Another day brought another dimension of America's Cup frustration courtesy of the local weather.
After having races called off for too much wind and yesterday's match point time-out because there wasn't enough wind to complete the race in the 40-minute time limit, today it was the wind coming from the wrong direction that wreaked havoc.
No racing was possible as a southerly wind blew in, making it unable to race the course set for this regatta.
It would have seen the boats reaching across the wind going both up and down the three main legs of the five-legged course.
"That's not America's Cup racing," regatta director Iain Murray said.
He held off as long as he could to try to get thing started by the 2.40pm (local time) deadline but the wind didn't co-operate, shifting to the south-west.
The course, when configured properly, involves a reach to the first mark, a downwind leg, an upwind beat, another downwind leg and a final reach to the finish line.
The cancellation of racing today leaves Team New Zealand still sitting on match point and Oracle requiring a further six wins to retain the Cup.
The prospects of racing tomorrow look good - if the forecast can be believed.
But it's another frustration in a final that is dragging out with so many twists and turns, it's ridiculous.
Adding to that frustration today was that regatta organisers, aware of this possibility, met with the teams last night to discuss the possibility of using an alternative course that can be squeezed into the massive bay.
But neither Team New Zealand nor Oracle were keen on that, preferring to wait for the winds to turn and use the existing course.
Regatta director Iain Murray explained their logic, saying neither team had practiced on the alternate course, or done any homework on it.
Given what was at stake now with the final sitting on match-point, they wanted to continue racing on a course they knew.
"None of the teams have experience going from that direction," Murray said. "We held a meeting in conjunction with the Coast Guard to use that course, which requires all shipping to be stopped.
"The teams have never practiced in that area, they haven't done any homework in that area. For the racing that's left on the table, it's extremely important. They preferred to wait rather than take a chance on something they're not really prepared for."
That brought a sigh of relief from the local coast guard who was also involved in discussions. They had pointed out that all shipping would need to be brought to a halt on the bay to accommodate and alternate course.
The final could break the record of 16 days in Auckland in 2003 when light winds stalled racing for 10 days before Alinghi went on to lift the Cup from Team New Zealand.

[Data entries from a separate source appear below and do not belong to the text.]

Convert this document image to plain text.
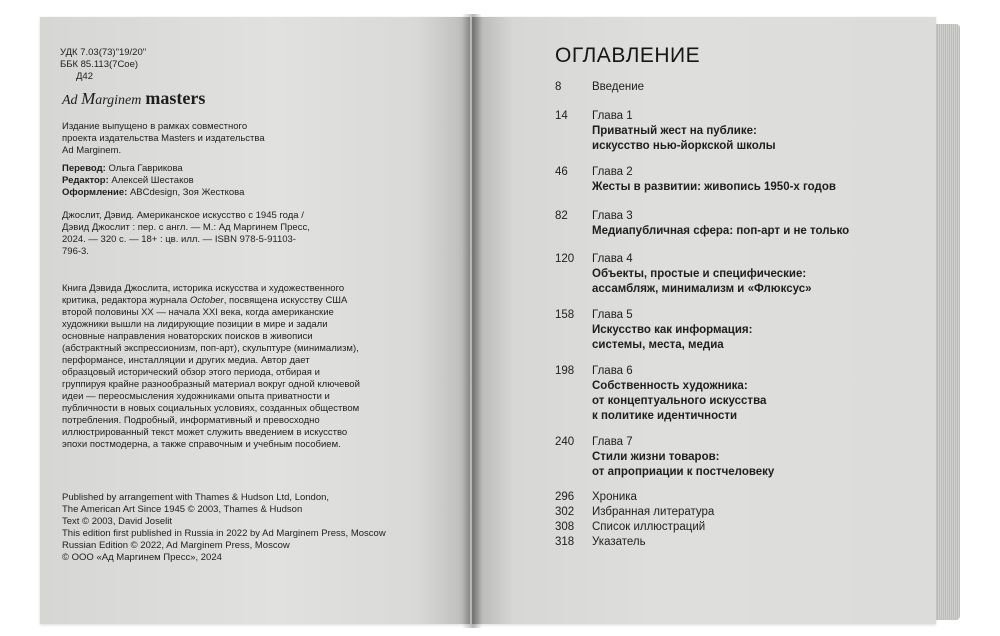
УДК 7.03(73)"19/20"
ББК 85.113(7Сое)
Д42
Ad Marginem masters
Издание выпущено в рамках совместного проекта издательства Masters и издательства Ad Marginem.
Перевод: Ольга Гаврикова
Редактор: Алексей Шестаков
Оформление: ABCdesign, Зоя Жесткова
Джослит, Дэвид. Американское искусство с 1945 года / Дэвид Джослит : пер. с англ. — М.: Ад Маргинем Пресс, 2024. — 320 с. — 18+ : цв. илл. — ISBN 978-5-91103-796-3.
Книга Дэвида Джослита, историка искусства и художественного критика, редактора журнала October, посвящена искусству США второй половины ХХ — начала XXI века, когда американские художники вышли на лидирующие позиции в мире и задали основные направления новаторских поисков в живописи (абстрактный экспрессионизм, поп-арт), скульптуре (минимализм), перформансе, инсталляции и других медиа. Автор дает образцовый исторический обзор этого периода, отбирая и группируя крайне разнообразный материал вокруг одной ключевой идеи — переосмысления художниками опыта приватности и публичности в новых социальных условиях, созданных обществом потребления. Подробный, информативный и превосходно иллюстрированный текст может служить введением в искусство эпохи постмодерна, а также справочным и учебным пособием.
Published by arrangement with Thames & Hudson Ltd, London,
The American Art Since 1945 © 2003, Thames & Hudson
Text © 2003, David Joselit
This edition first published in Russia in 2022 by Ad Marginem Press, Moscow
Russian Edition © 2022, Ad Marginem Press, Moscow
© ООО «Ад Маргинем Пресс», 2024
ОГЛАВЛЕНИЕ
8	Введение
14	Глава 1
Приватный жест на публике:
искусство нью-йоркской школы
46	Глава 2
Жесты в развитии: живопись 1950-х годов
82	Глава 3
Медиапубличная сфера: поп-арт и не только
120	Глава 4
Объекты, простые и специфические:
ассамбляж, минимализм и «Флюксус»
158	Глава 5
Искусство как информация:
системы, места, медиа
198	Глава 6
Собственность художника:
от концептуального искусства
к политике идентичности
240	Глава 7
Стили жизни товаров:
от апроприации к постчеловеку
296	Хроника
302	Избранная литература
308	Список иллюстраций
318	Указатель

Tomorrow will be the 16th day this final has run.
Emirates Team New Zealand Crew List
Skipper/helmsman: Dean Barker (14), Tactician: Ray Davies (10), Wing Trimmer: Glenn Ashby (3), Trimmer: James Dagg (9), Bow: Adam Beashel (2), Pit: Jeremy Lomas (8), Pedestal 1: Chris Ward (7), Pedestal 2: Rob Waddell (11), Pedestal 3: Winston MacFarlane (4), Pedestal 4: Chris McAsey (5), Float/Grinder: Derek Saward (12)
Oracle Team USA Crew List
Skipper: Jimmy Spithill (9), Tactician: Ben Ainslie (12), Strategist: Tom Slingsby (10), Wing trimmer: Kyle Langford (8), Jib trimmer: Joe Newton (5), Off-side trimmer: Rome Kirby (4), Grinders: Shannon Falcone (1), Joe Spooner (2), Jono MacBeth (3), Gillo Nobili (6), Simeon Tienpont (7)
TODAY IN AMERICA'S CUP HISTORY
September 21 is noteworthy on three instances, including a clinching win in 1964:
1964, Race 4, Sovereign v Constellation - Constellation wins by 15:40 and defends the America's Cup for the New York Yacht Club, its 19th consecutive defense of the Cup. Sovereign marked the last British appearance in an America's Cup match after 16 challenges since 1870.
1980, Race 3, Australia v Freedom - Freedom wins by 53 seconds. Raced in winds of 12-16 knots, Freedom was lucky to win after selecting a light mainsail, not executing its start efficiently, tearing a headsail and spinnaker, messing up a spinnaker hoist and dropping a jib, and losing spinnaker pole overboard. If it were not for a building breeze Freedom would have been trailing the series.
1983, Race 5, Australia II v Liberty - Australia II wins a must-win race by 1:47. In a southerly wind at 18 knots before the start, Liberty suffered a rigging failure. Despite not having its mainsail up at the 10-minute pre-start, Liberty forced Australia II over the line early and took a 37-second advantage at the start.
The repair to Liberty's rigging gave way and Australia II tacked out to the left and Liberty gambled on a right-hand shift that never came. Australia II led at the top mark and crossed the finish line 1 minute, 47 seconds in the lead, and closed the score to 3-2 in favor of Liberty.